千と千尋の神隠しには、魅力的な人物がたくさん登場しています。ハクもその一人です。
若くて凛とした姿と考え方、行動に惹かれた方も多いのではないでしょうか。
しかしながら、ハクについては謎が多く、最後まではっきりとした正体は明かされていません。
ハクの正体と、油屋に来た理由について考えてみました。
宮崎作品のなかでも屈指の美少年と話題に!
数多くの宮崎作品があり、男性の登場人物もたくさんいます。その中でも圧倒的な存在感があるのが、千と千尋の神隠しに登場するハクだと言って良いでしょう。
年齢は12歳くらいとされているのですが、言葉遣いや話す内容、判断力と行動力のどれを見てももっとオトナに見えます。そのため、この年齢に驚く方も多いようです。
ヘアスタイル
ハクは、いわゆるおかっぱ頭のサラサラヘア。これは、「禿(カムロ、又はカブロ)」と呼ばれているヘアスタイルに似ています。現代では、このようなヘアスタイルをしている男性は、年齢問わずあまり見ることがありません。そのため、特徴的に感じられるのですが、服装にもマッチしていて独特の神秘性を感じさせます。
ちなみに、現代も女性から好まれるヘアスタイルですが、顔が小さめで首が長い方に似合う傾向があるようです。ハクも顔が小さくて、首が長めだったのかもしれませんね。
服装
服装も特徴的です。全体の雰囲気から、「狩衣(かりぎぬ)」の可能性があります。狩衣は平安時代に登場しており、現在では神職が着用しているので目にすることもあるかもしれません。
ハクが着ているものと完全に同じではありませんが、よく似ています。
その正体は魔法使い見習い
千と千尋の神隠しでは、ハクが不思議な力を使っているシーンが度々登場します。痛々しいシーンも出てきます。ここからも想像できるように、ハクは魔法使いになるべく修行中の身です。厳しい修行を続けながら体もボロボロになってしまいます。それでも、必死に練習に励んでいます。
魔法が使えるようになった後も、名前を奪われているため、師匠である湯婆婆の言いつけから逃れることができません。良くないことや危険なことも、言いつけ通りおこないます。
かっこいい龍の姿は「ニギハヤミコハクヌシ」という名前
ハクの本当の名前は、「ニギハヤミコハクヌシ」です。主人公の千尋が、幼い頃住んでいた場所に流れていたコハク川の主だったのが、ニギヤハミコハクヌシです。しかも、千尋がおぼれそうになった時、ハクに助けられた過去があります。
千尋もハクも、名前を奪われてしまうという同じ状況にいました。名前にはその人の使命が隠されているとも言われています。本当の名前を取られてしまえば、自分を見失ってしまいます。自分を見失ってしまえば、本来持っているパワーを出すことができず、ずっと誰かにすがったり言いなりになってしまったりすることでしょう。
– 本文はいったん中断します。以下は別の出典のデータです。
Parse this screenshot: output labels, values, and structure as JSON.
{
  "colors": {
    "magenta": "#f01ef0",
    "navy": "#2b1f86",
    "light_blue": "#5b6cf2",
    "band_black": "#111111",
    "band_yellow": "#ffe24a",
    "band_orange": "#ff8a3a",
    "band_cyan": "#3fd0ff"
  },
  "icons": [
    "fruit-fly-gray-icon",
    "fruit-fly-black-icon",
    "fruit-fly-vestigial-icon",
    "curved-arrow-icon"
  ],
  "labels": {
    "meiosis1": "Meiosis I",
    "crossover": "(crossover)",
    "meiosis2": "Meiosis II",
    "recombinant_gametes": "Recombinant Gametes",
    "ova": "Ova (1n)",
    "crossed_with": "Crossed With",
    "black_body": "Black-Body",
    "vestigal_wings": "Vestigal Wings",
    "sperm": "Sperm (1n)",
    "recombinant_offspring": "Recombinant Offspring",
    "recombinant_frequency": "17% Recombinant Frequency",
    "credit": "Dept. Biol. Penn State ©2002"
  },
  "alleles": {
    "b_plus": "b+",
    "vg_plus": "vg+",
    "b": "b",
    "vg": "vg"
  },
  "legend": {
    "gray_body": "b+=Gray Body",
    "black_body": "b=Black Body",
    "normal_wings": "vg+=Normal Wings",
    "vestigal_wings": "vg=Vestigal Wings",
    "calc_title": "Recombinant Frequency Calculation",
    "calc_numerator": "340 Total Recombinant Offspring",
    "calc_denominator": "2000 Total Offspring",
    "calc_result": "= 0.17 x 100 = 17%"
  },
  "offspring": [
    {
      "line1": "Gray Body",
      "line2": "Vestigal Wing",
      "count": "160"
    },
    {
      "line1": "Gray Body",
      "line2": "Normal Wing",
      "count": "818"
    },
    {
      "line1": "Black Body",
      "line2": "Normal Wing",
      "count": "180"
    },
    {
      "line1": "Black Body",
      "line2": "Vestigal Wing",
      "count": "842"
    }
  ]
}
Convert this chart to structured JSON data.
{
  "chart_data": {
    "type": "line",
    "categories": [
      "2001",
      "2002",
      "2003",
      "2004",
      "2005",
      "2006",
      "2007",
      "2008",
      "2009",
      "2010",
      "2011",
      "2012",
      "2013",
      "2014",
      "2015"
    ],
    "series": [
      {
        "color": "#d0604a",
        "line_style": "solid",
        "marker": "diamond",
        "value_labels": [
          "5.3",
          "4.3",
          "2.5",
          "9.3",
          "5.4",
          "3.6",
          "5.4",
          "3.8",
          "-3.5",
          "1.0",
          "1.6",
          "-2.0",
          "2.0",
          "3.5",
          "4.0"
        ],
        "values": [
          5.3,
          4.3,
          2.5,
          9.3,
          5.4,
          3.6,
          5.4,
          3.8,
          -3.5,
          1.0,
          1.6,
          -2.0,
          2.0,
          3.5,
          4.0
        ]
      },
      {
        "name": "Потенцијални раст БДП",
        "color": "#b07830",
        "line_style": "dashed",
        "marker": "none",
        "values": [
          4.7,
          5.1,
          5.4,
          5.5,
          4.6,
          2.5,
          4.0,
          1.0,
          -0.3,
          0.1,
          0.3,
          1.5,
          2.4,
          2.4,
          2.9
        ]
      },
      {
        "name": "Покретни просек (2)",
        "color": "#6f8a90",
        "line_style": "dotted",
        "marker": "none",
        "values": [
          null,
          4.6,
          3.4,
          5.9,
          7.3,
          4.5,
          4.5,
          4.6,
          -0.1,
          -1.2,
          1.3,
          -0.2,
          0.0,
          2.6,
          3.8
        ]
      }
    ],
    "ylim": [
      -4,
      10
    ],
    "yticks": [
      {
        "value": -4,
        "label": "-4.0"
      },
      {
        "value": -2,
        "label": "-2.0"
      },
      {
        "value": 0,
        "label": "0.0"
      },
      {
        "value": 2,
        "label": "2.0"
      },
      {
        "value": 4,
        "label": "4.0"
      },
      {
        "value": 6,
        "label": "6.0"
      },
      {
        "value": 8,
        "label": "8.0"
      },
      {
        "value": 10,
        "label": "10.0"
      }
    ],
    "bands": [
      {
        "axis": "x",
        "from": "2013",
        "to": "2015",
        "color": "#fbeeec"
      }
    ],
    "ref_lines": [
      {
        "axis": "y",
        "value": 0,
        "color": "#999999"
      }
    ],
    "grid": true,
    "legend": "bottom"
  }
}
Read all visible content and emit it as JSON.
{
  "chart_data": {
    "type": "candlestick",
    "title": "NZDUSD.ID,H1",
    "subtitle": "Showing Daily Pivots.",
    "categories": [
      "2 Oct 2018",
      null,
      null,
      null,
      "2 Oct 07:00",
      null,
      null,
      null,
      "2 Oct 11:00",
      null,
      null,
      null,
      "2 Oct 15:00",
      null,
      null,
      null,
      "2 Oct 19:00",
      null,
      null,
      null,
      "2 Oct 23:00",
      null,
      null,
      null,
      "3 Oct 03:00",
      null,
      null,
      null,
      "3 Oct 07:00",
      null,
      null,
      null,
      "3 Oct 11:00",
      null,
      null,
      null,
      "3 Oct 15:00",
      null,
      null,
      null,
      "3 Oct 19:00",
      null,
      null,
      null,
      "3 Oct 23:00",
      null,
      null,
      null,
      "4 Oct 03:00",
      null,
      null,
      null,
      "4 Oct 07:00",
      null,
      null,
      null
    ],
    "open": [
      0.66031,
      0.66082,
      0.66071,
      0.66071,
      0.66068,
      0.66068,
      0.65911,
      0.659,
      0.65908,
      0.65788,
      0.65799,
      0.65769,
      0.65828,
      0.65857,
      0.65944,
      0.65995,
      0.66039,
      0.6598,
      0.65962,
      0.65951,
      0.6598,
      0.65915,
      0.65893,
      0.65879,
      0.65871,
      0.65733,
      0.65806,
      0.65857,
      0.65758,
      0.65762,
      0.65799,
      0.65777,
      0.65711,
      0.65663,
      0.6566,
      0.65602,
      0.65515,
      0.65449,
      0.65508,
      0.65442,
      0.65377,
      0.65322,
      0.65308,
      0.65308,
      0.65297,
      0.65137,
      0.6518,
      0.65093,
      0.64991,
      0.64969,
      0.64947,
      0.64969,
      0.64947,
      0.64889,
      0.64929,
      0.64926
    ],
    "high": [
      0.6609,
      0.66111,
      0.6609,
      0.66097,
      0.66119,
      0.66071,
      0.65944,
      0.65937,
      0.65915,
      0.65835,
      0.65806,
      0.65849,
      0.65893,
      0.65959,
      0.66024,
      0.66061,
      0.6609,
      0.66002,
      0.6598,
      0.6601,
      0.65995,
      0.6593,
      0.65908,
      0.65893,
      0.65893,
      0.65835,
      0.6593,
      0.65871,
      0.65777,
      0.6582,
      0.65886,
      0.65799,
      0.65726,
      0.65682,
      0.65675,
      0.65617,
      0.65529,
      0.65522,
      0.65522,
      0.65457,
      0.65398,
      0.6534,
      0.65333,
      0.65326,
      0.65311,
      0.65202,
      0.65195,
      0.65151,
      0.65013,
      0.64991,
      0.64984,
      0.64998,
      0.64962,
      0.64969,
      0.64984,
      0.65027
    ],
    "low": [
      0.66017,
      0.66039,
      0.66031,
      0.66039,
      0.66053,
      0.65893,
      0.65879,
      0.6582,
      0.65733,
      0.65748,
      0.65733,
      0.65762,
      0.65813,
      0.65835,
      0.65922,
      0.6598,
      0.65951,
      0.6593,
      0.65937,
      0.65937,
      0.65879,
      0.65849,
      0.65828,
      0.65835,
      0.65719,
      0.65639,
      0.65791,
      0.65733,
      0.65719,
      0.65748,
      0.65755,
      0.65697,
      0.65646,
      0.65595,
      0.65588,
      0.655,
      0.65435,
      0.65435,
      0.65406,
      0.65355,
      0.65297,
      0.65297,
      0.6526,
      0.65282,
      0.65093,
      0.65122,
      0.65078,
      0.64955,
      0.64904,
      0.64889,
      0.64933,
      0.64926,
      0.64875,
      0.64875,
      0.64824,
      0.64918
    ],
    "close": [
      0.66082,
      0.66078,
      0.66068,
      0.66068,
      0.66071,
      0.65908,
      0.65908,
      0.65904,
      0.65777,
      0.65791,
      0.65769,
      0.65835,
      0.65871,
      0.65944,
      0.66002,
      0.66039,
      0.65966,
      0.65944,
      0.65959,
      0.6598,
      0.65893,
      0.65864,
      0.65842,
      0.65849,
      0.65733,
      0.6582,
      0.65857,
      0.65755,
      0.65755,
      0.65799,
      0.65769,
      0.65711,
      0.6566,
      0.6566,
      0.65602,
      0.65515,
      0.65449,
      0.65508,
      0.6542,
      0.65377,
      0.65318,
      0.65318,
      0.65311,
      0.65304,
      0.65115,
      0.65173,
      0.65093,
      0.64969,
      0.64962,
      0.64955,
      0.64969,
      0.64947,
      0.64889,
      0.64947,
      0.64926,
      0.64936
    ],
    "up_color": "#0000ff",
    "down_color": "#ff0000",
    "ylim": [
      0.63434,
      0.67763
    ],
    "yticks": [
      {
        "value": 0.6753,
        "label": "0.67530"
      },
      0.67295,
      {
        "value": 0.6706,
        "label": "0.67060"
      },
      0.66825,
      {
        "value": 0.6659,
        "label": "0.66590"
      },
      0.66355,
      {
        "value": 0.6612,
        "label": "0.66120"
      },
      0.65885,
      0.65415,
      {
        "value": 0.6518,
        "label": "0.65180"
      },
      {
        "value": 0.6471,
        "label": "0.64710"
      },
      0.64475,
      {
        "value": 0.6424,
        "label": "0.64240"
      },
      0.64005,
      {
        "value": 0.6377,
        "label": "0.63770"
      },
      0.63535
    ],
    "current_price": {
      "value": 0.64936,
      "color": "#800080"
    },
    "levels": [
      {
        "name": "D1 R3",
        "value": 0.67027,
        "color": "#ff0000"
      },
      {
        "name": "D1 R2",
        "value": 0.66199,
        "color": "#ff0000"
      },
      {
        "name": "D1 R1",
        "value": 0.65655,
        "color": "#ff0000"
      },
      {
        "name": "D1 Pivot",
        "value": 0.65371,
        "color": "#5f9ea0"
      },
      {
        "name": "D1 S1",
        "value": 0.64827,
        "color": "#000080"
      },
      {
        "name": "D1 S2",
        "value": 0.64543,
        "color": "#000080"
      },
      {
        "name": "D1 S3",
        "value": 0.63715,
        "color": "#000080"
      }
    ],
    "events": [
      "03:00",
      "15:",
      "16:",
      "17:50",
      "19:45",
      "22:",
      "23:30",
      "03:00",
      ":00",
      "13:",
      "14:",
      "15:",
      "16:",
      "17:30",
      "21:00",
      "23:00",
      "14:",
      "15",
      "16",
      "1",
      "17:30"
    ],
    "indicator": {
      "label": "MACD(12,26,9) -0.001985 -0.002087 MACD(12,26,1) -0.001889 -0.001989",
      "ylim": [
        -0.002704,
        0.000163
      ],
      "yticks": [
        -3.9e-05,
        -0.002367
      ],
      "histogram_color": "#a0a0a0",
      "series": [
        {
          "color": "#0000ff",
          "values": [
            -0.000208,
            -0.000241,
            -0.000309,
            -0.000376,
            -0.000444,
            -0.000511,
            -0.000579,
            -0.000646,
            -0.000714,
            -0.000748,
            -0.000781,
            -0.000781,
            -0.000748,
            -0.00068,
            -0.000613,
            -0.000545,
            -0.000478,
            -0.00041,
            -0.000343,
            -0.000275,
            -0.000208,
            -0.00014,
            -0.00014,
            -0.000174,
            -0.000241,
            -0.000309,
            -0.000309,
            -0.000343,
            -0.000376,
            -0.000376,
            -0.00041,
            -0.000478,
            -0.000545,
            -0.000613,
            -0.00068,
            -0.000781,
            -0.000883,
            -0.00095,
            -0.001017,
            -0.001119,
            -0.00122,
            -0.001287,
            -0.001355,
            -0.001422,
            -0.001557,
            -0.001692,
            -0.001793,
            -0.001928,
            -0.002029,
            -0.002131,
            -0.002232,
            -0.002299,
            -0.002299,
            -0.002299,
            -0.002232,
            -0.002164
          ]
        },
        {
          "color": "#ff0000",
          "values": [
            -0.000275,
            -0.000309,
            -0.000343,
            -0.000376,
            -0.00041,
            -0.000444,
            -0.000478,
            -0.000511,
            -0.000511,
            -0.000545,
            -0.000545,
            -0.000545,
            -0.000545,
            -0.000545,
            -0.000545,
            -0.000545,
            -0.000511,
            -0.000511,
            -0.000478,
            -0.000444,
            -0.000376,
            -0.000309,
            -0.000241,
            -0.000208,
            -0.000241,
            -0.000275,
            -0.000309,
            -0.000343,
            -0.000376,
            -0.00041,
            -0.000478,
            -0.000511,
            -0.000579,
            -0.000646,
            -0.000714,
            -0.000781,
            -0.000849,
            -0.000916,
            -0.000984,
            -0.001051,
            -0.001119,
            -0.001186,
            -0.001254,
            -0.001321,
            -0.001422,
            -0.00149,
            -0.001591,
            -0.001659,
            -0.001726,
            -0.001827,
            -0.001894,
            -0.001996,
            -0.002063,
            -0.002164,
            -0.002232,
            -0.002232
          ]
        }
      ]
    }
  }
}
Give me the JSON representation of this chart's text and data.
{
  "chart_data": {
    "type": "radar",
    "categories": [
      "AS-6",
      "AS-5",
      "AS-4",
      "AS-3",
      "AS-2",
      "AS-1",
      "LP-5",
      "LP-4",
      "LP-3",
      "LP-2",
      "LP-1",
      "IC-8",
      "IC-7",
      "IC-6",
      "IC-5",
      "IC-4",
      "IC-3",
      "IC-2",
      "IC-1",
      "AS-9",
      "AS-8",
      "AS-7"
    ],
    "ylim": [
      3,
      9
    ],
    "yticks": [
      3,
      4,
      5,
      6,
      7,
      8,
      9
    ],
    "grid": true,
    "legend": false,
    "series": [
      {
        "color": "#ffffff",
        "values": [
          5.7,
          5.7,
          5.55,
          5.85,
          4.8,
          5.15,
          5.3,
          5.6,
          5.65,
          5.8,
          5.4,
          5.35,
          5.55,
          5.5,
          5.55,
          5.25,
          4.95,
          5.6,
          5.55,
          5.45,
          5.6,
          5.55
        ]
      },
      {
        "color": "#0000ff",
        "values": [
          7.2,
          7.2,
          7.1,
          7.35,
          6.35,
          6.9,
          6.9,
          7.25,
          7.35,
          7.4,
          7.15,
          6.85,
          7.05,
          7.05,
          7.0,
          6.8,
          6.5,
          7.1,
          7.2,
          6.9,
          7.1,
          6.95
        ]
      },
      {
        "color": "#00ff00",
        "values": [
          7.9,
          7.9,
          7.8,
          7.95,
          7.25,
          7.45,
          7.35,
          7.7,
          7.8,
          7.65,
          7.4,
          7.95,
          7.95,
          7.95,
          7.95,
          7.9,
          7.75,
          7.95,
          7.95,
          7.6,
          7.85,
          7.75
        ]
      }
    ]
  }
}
自分の名前に恥じぬよう、自分と自分の名前に誇りをもって生きよと伝えていたのかもしれません。
ハクが油屋に来た理由とは?
魔法の勉強をするために、湯婆婆に弟子入りしたハク。湯婆婆は色々と問題があるように見えるため、どうしてここを選んだのか気になりますが、強い意思があったことは間違いないでしょう。しかしながら、最後までその理由は明かされませんでした。
もともと川の神様だったハクは、その場所に大きな建物が建設されたことで無力を憂いたとも考えられます。再び力を取り戻して、川を守りたかったのでしょう。あるいは、これ以上環境が破壊されないように、自然そのものが守れるような魔法を手にしたかったのかもしれません。
いずれにしても、住みかだった川を失ったハクはかなり焦っていたのでしょう。焦り過ぎて、師匠選びを間違えてしまったのかもしれません。または、性格に問題がある湯婆婆ですが、その能力を高く評価して会えて危険の中に飛びこんだのかもしれませんね。